Está enfermo del lenguaje, porque la palabra no lo define. Somos prisioneros de las palabras, que nos llevan a rastras, no de la punta de la nariz sino por la punta de la lengua. Por ejemplo: la palabra oro tiene el sentido (significado) de metal precioso, pero abre otros significantes: loro, toro, corro, poro... Los significantes, las series y articulaciones que forman, dibujan una red en la que quedamos atrapados. Tratamos a la lengua como si fuera una criada para todo, pensamos que podemos utilizarla, explotarla, levantarle las faldas y castigarla, pero de hecho es ella la que nos posee.
El significante actúa sobre nosotros y nos determina sin que nos demos cuenta, como una carta que circula entre varias personas. Eso es lo que sucede en La carta robada de Edgar Allan Poe, el sorprendente relato que comentó Lacan. La obra trata de una carta que va de un sitio a otro. La cuestión que normalmente se plantea en las novelas policíacas es la siguiente: ¿quién es el que roba, y quién es el robado? En la historia de Poe todo el mundo termina robado, engañado por la maldita carta.
Por cierto, ¿qué hay en el sobre descrito por Poe? ¿Es una carta de delación, de amor? Todo lo que sabemos es que es una carta comprometedora, que exhala cierto aroma a ilegalidad y escándalo. Es un papel escandaloso que viaja, ya que los personajes se lo arrebatan los unos a los otros y vuelven a ponerlo en juego, de manera que la carta recorre todo un circuito. La carta produce determinados efectos aunque no sepamos cuál es el mensaje que contiene, y todos resultan engañados por el juego de las sucesivas sustituciones. Al principio es la reina la que tiene la carta; después, un ministro no demasiado honrado (es un pleonasmo) se la birla disimuladamente, sustituyendo la carta original por una falsa, y eso ante los ojos del rey, que no se entera de nada. La reina sí se da cuenta pero no puede evitarlo, porque el rey no debe enterarse. Al final acuden unos policías a registrar la casa del ministro, pero como son tontos (otro pleonasmo), no la encuentran. El detective Dupin aparece discretamente en escena y, más listo que Tintín, descubre la carta: estaba perfectamente a la vista en la repisa de la chimenea, y por eso mismo no la han encontrado los policías, que se imaginaban que estaría escondida. Dupin deja una falsificación en lugar de la codiciada carta y se va. ¡Vaya lío!

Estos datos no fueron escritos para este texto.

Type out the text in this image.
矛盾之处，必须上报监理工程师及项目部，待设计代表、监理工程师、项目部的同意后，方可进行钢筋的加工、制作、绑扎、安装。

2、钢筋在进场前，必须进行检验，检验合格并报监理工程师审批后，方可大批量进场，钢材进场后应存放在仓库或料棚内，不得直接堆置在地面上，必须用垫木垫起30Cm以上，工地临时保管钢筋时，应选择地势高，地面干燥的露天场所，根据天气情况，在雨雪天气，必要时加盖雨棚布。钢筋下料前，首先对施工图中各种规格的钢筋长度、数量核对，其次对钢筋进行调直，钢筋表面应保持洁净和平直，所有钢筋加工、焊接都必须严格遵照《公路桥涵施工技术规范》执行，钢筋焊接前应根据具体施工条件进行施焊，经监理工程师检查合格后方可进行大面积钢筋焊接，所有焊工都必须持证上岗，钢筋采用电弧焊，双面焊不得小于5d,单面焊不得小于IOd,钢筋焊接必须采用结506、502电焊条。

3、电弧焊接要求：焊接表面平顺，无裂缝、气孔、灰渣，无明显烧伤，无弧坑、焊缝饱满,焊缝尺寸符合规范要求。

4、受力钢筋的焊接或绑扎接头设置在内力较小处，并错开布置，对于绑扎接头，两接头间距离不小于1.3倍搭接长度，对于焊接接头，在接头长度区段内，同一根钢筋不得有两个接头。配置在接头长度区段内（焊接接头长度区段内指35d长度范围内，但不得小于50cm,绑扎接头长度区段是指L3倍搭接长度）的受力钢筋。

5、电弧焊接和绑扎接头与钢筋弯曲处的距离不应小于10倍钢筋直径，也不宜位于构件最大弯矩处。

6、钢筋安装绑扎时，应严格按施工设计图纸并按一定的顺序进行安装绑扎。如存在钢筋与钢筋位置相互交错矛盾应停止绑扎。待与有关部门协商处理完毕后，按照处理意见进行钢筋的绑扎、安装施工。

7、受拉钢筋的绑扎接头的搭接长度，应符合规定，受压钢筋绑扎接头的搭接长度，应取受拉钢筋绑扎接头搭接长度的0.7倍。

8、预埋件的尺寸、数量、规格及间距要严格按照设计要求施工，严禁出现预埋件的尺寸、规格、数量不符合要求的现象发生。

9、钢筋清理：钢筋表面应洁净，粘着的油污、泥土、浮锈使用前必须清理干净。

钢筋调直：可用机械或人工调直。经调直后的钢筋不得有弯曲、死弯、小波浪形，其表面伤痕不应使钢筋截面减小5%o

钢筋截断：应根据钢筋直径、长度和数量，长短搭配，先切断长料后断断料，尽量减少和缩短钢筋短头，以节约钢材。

Según Lacan, Dupin representa la figura del analista: está “en posesión de la verdad” en una historia donde todo el mundo se confunde con una carta que brilla por su ausencia. Y es que en toda esta historia nadie posee la carta, porque es ella la que posee a todo el mundo. El que tiene la carta en determinado momento no puede hacer nada, se encuentra “feminizado”, según dice Lacan, lo que automáticamente lo coloca fuera de la ley. Ahí vemos otro gran tema lacaniano, el de la mujer fuera de la ley: como la reina en el texto de Poe, la mujer no puede reducirse al orden, a diferencia del hombre, que es mucho más fácil de enrolar, de enviar en manada a la muerte, de disfrazar de ejecutivo con traje y corbata, etc. La misiva que transforma a quienes la tienen entre las manos no tiene prisa, pero según dice Lacan, “una carta siempre llega a su destino”. Y su destino somos todos nosotros: la carta nos manipula y no nos damos cuenta.

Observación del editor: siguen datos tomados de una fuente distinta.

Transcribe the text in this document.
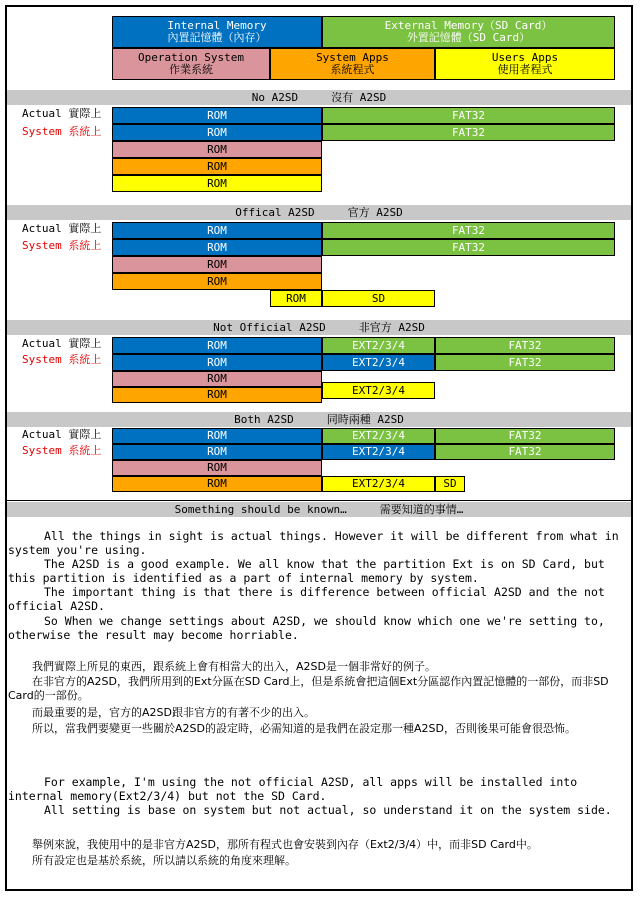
Internal Memory
內置記憶體（內存）
External Memory（SD Card）
外置記憶體（SD Card）
Operation System
作業系統
System Apps
系統程式
Users Apps
使用者程式
No A2SD　　　沒有 A2SD
Actual 實際上
System 系統上
ROM	FAT32
ROM	FAT32
ROM
ROM
ROM
Offical A2SD　　　官方 A2SD
Actual 實際上
System 系統上
ROM	FAT32
ROM	FAT32
ROM
ROM
ROM	SD
Not Official A2SD　　　非官方 A2SD
Actual 實際上
System 系統上
ROM	EXT2/3/4	FAT32
ROM	EXT2/3/4	FAT32
ROM
ROM	EXT2/3/4
Both A2SD　　　同時兩種 A2SD
Actual 實際上
System 系統上
ROM	EXT2/3/4	FAT32
ROM	EXT2/3/4	FAT32
ROM
ROM	EXT2/3/4	SD
Something should be known…　　　需要知道的事情…

All the things in sight is actual things. However it will be different from what in system you're using.

The A2SD is a good example. We all know that the partition Ext is on SD Card, but this partition is identified as a part of internal memory by system.

The important thing is that there is difference between official A2SD and the not official A2SD.

So When we change settings about A2SD, we should know which one we're setting to, otherwise the result may become horriable.

我們實際上所見的東西，跟系統上會有相當大的出入，A2SD是一個非常好的例子。

在非官方的A2SD，我們所用到的Ext分區在SD Card上，但是系統會把這個Ext分區認作內置記憶體的一部份，而非SD Card的一部份。

而最重要的是，官方的A2SD跟非官方的有著不少的出入。

所以，當我們要變更一些關於A2SD的設定時，必需知道的是我們在設定那一種A2SD，否則後果可能會很恐怖。

For example, I'm using the not official A2SD, all apps will be installed into internal memory(Ext2/3/4) but not the SD Card.

All setting is base on system but not actual, so understand it on the system side.

舉例來說，我使用中的是非官方A2SD，那所有程式也會安裝到內存（Ext2/3/4）中，而非SD Card中。

所有設定也是基於系統，所以請以系統的角度來理解。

PARA TERMINAR: Con su comentario sobre La carta robada, Lacan propone su particular proyecto para el psicoanálisis, un proyecto que actualmente, en política, llamaríamos “refundador”. Si fuera una película, podría titularse: Freud, el retorno. Lacan, en efecto, desea volver a lo que denomina “la letra de Freud”, por oposición a todas las deformaciones a las que han sometido la obra de Freíd los demás analistas. Para ello, Jacques Lacan se apoya en la figura ideal del psicoanalista, encarnada en el personaje de Dupin: al igual que Dupin, el psicoanalista restituye letra (la carta), porque conoce su dirección y su destino.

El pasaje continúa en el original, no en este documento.